Friday, December 04, 2009

“a terrible Chinese”

Paisley Rekdal has a mother of Chinese heritage and a father of Scandinavian. As with many multiracial people, new meets frequently try (& fail) to name her ethnicity. Rekdal spent a year abroad, teaching English in Korea. At the end of her trip she traveled in China. Though as a child she heard her grandparents speaking Cantonese, she never spoke it herself. On her trip she finds herself speaking in a muddle of English/Cantonese/Mandarin/Korean:

“[T]he language … bubbles up out of me. Guttural or singing, a swift collection of monosyllables I recognize as the roots of the Korean I’ve been studying, this language comes to me faster and more instinctively than I would have dreamed. But my rising and falling is more Cantonese than Mandarin; I am speaking a terrible Chinese triggered in a brain part only now unearthed, taught or reconstructed by these faceless teachers. Like a resuscitated grudge this language oozes and seethes from my throat with impoliteness and anger.
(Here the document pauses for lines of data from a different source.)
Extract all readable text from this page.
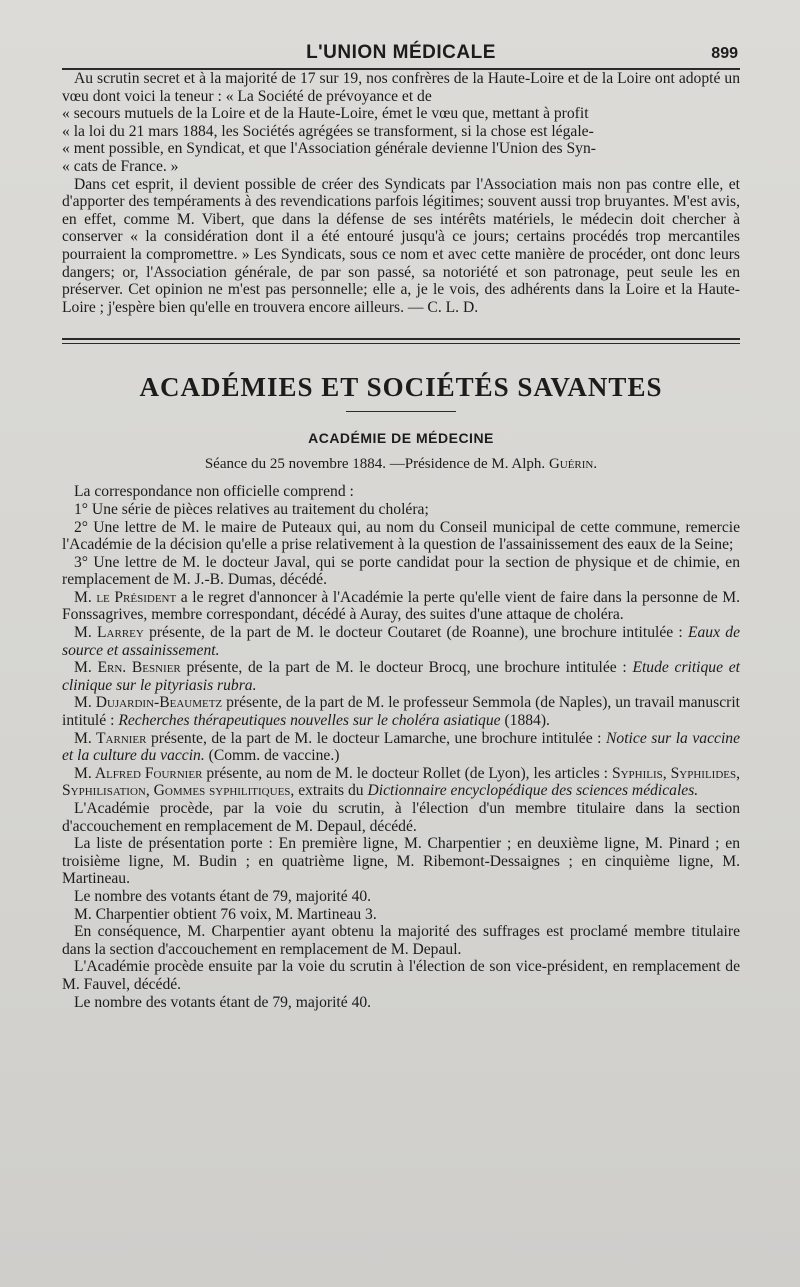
L'UNION MÉDICALE	899

Au scrutin secret et à la majorité de 17 sur 19, nos confrères de la Haute-Loire et de la Loire ont adopté un vœu dont voici la teneur : « La Société de prévoyance et de

« secours mutuels de la Loire et de la Haute-Loire, émet le vœu que, mettant à profit

« la loi du 21 mars 1884, les Sociétés agrégées se transforment, si la chose est légale-

« ment possible, en Syndicat, et que l'Association générale devienne l'Union des Syn-

« cats de France. »

Dans cet esprit, il devient possible de créer des Syndicats par l'Association mais non pas contre elle, et d'apporter des tempéraments à des revendications parfois légitimes; souvent aussi trop bruyantes. M'est avis, en effet, comme M. Vibert, que dans la défense de ses intérêts matériels, le médecin doit chercher à conserver « la considération dont il a été entouré jusqu'à ce jours; certains procédés trop mercantiles pourraient la compromettre. » Les Syndicats, sous ce nom et avec cette manière de procéder, ont donc leurs dangers; or, l'Association générale, de par son passé, sa notoriété et son patronage, peut seule les en préserver. Cet opinion ne m'est pas personnelle; elle a, je le vois, des adhérents dans la Loire et la Haute-Loire ; j'espère bien qu'elle en trouvera encore ailleurs. — C. L. D.

ACADÉMIES ET SOCIÉTÉS SAVANTES
ACADÉMIE DE MÉDECINE
Séance du 25 novembre 1884. —Présidence de M. Alph. Guérin.

La correspondance non officielle comprend :

1° Une série de pièces relatives au traitement du choléra;

2° Une lettre de M. le maire de Puteaux qui, au nom du Conseil municipal de cette commune, remercie l'Académie de la décision qu'elle a prise relativement à la question de l'assainissement des eaux de la Seine;

3° Une lettre de M. le docteur Javal, qui se porte candidat pour la section de physique et de chimie, en remplacement de M. J.-B. Dumas, décédé.

M. le Président a le regret d'annoncer à l'Académie la perte qu'elle vient de faire dans la personne de M. Fonssagrives, membre correspondant, décédé à Auray, des suites d'une attaque de choléra.

M. Larrey présente, de la part de M. le docteur Coutaret (de Roanne), une brochure intitulée : Eaux de source et assainissement.

M. Ern. Besnier présente, de la part de M. le docteur Brocq, une brochure intitulée : Etude critique et clinique sur le pityriasis rubra.

M. Dujardin-Beaumetz présente, de la part de M. le professeur Semmola (de Naples), un travail manuscrit intitulé : Recherches thérapeutiques nouvelles sur le choléra asiatique (1884).

M. Tarnier présente, de la part de M. le docteur Lamarche, une brochure intitulée : Notice sur la vaccine et la culture du vaccin. (Comm. de vaccine.)

M. Alfred Fournier présente, au nom de M. le docteur Rollet (de Lyon), les articles : Syphilis, Syphilides, Syphilisation, Gommes syphilitiques, extraits du Dictionnaire encyclopédique des sciences médicales.

L'Académie procède, par la voie du scrutin, à l'élection d'un membre titulaire dans la section d'accouchement en remplacement de M. Depaul, décédé.

La liste de présentation porte : En première ligne, M. Charpentier ; en deuxième ligne, M. Pinard ; en troisième ligne, M. Budin ; en quatrième ligne, M. Ribemont-Dessaignes ; en cinquième ligne, M. Martineau.

Le nombre des votants étant de 79, majorité 40.

M. Charpentier obtient 76 voix, M. Martineau 3.

En conséquence, M. Charpentier ayant obtenu la majorité des suffrages est proclamé membre titulaire dans la section d'accouchement en remplacement de M. Depaul.

L'Académie procède ensuite par la voie du scrutin à l'élection de son vice-président, en remplacement de M. Fauvel, décédé.

Le nombre des votants étant de 79, majorité 40.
No one can really understand me – I can barely understand myself – but somehow the Chinese pretend to believe what I am saying is Chinese. ‘Where are you from?’ they ask, and a few even look surprised to hear it’s America.”

source: The Night My Mother Met Bruce Lee: observations on not fitting in by Paisley Rekdal

4 comments:

David Lee Ingersoll said...

I've got this book!

Somewhere in storage.

Sigh.

Glenn Ingersoll said...

Sadly, the title is just about all tease. Mom was working in a Chinese restaurant where Bruce Lee was briefly employed. Everybody thought he was kinda weird. /end anecdote.

That's, like, a 3-page bit at the front of the book.

In writing about her own experience Paisley doesn't spare herself. Which means she comes off as unpleasant more often than fun to be around.

It was clear to me early on that she was a poet - I recognized the strategies even though she was writing prose.

David Lee Ingersoll said...

I kind of figured that there wouldn't be much Bruce Lee in the book. I ended up with it during one of the regular purges of the last chance discount section of Half Price Books.

Today's word verification - goymeter

There's a joke there somewhere.

Glenn Ingersoll said...

I have it for about the same reason. It spun on the nonfiction browsing paperbacks rack for a couple years. When I deleted it I decided to put it in my locker and maybe read it someday. Which I did. It wasn't bad.